AST Method Matrix
This page documents how the typedframes static checker handles each DataFrame operation.
Operations fall into three categories: schema-modifying (the checker updates its
internal column model), row-passthrough (the checker assumes the schema is unchanged),
and untracked (the variable is dropped from tracking to avoid false positives).
Schema-Modifying Operations
The checker updates its column model when it sees these operations, so subsequent accesses are validated against the new schema.
| Operation | Effect on schema | Example |
|---|---|---|
df["col"] = val |
Adds "col" to the schema |
df["score"] = df["value"] * 2 |
del df["col"] |
Removes "col" from the schema |
del df["temp"] |
df.drop(columns=[…]) |
Removes listed columns | df.drop(columns=["a", "b"]) |
df.drop([…]) |
Removes listed columns (positional) | df.drop(["a", "b"]) |
df.assign(col=…) |
Adds new column(s) to the schema | df.assign(full_name=…) |
df.rename(columns={…}) |
Renames columns in the schema | df.rename(columns={"a": "b"}) |
df.select([…]) |
Narrows schema to selected columns | df.select(["id", "name"]) |
df.select(pl.col("…")) |
Narrows schema to the named column | df.select(pl.col("id")) |
df.pop("col") |
Removes "col" from the schema |
df.pop("score") |
df.insert(pos, "col", val) |
Adds "col" to the schema |
df.insert(0, "rank", …) |
df[["c1", "c2"]] |
Narrows schema to selected columns | subset = df[["id", "name"]] |
pd.merge(left, right, …) |
Merges both schemas | merged = pd.merge(a, b, on="id") |
pd.concat([df1, df2], …) |
Unions both schemas | combined = pd.concat([a, b]) |
Row-Passthrough Operations
The checker leaves the schema unchanged for these operations — the output variable inherits the same column model as the input.
| Operation | Notes |
|---|---|
df.filter(…) |
Row filter; columns unchanged |
df.query(…) |
pandas query string; columns unchanged |
df.head(n) |
First n rows; columns unchanged |
df.tail(n) |
Last n rows; columns unchanged |
df.sample(…) |
Random sample; columns unchanged |
df.sort_values(…) |
Row sort; columns unchanged |
df.sort(…) |
polars row sort; columns unchanged |
df.reset_index(…) |
Index reset; columns unchanged |
df.nlargest(n, col) |
Top n rows; columns unchanged |
df.nsmallest(n, col) |
Bottom n rows; columns unchanged |
df.fillna(…) |
Fill NaN values; columns unchanged |
df.dropna(…) |
Drop NaN rows; columns unchanged |
df.ffill() / df.bfill() |
Forward/back fill; columns unchanged |
Untracked Operations
For these operations the result variable is not tracked — the checker won't report false positives on it, but it also won't validate column references against it.

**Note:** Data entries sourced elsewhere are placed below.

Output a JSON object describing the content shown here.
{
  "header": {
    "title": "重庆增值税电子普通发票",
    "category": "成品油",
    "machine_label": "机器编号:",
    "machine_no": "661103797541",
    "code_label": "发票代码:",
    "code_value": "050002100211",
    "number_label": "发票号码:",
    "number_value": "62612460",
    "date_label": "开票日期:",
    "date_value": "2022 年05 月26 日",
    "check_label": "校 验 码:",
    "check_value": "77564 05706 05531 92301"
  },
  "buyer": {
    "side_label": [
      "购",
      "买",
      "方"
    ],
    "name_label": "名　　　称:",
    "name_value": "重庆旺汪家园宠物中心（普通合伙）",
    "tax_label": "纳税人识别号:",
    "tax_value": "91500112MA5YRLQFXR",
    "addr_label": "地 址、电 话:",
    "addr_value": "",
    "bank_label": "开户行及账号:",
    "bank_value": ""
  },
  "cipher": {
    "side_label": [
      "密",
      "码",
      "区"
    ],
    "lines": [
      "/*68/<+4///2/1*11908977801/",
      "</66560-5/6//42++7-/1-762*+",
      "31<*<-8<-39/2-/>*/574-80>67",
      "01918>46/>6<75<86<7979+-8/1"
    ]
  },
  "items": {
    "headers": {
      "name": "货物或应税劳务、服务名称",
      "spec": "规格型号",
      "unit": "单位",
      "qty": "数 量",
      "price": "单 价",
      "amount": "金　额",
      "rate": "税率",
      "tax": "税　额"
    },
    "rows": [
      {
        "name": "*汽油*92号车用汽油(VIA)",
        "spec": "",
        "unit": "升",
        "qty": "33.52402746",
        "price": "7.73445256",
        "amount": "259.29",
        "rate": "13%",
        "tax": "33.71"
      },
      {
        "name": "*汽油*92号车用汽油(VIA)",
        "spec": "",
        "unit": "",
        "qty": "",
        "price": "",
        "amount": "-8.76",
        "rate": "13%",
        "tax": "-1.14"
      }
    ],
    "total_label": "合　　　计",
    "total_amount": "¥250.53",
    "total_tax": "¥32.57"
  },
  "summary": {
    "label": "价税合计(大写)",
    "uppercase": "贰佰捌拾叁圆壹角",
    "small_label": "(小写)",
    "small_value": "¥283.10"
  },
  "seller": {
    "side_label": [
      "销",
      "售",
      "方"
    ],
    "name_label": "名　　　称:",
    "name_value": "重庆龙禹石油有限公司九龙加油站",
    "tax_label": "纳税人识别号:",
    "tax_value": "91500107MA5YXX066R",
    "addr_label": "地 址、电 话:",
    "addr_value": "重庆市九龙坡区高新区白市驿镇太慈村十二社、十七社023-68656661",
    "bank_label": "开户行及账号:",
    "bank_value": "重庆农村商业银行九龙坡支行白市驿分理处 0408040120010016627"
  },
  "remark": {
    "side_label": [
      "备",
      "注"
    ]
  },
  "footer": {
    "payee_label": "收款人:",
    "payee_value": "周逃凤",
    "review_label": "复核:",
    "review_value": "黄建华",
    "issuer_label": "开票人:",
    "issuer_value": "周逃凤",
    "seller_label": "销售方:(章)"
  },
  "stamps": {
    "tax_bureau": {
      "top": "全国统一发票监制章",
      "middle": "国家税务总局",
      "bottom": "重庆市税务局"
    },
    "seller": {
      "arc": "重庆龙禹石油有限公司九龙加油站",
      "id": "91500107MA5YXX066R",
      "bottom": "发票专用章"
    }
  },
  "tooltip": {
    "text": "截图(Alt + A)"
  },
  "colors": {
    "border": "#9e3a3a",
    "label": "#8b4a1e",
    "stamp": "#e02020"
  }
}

These operations require runtime information (joined keys, pivot categories, melt id-vars, explosion depth, etc.) that is not available to a static AST pass. Tracking them correctly would require evaluating expressions at compile time, which is out of scope for a static checker.
| Operation | Why untracked |
|---|---|
df.join(other, …) |
Output schema depends on join keys and how= parameter |
df.merge(other, …) |
(pandas instance method) Same as join |
df.pivot(…) |
Output columns are derived from cell values at runtime |
df.pivot_table(…) |
Same as pivot |
df.melt(…) |
Converts columns to rows; output schema varies by id_vars |
df.explode(col) |
Schema depends on list column depth |
pd.get_dummies(df, …) |
Columns come from categorical values, unknown at lint time |
df.stack(…) |
Pivots column level to row index |
df.unstack(…) |
Pivots row index to column level |
df.apply(fn, …) |
Output depends on the return type of fn |
df.map(fn, …) |
Output depends on fn |
df.transform(fn, …) |
Output depends on fn |
df.groupby(…).agg(…) |
Output columns are determined by aggregation spec |
df.with_columns(…) |
polars column addition/mutation; schema not narrowed statically |
Error Code Reference
| Code | Severity | Message | Default |
|---|---|---|---|
unknown-column |
Error | Column '<name>' not found in <Schema>. Did you mean '<suggestion>'? |
Always reported |
reserved-name |
Error | Renamed-from column '<name>' not found in <Schema> |
Always reported |
untracked-dataframe |
Warning | Columns unknown at lint time — annotate with a schema to enable column checking | Off by default |
dropped-unknown-column |
Warning | Dropped column '<name>' does not exist in <Schema> |
Off by default |
untracked-dataframe is suppressed unless --strict-ingest is passed to the CLI. This keeps the
checker quiet on exploratory scripts that load data without a schema annotation.
unknown-column reports the closest column name as a typo suggestion when the edit distance is small (≤ 2 characters), which helps catch common capitalization and spelling mistakes.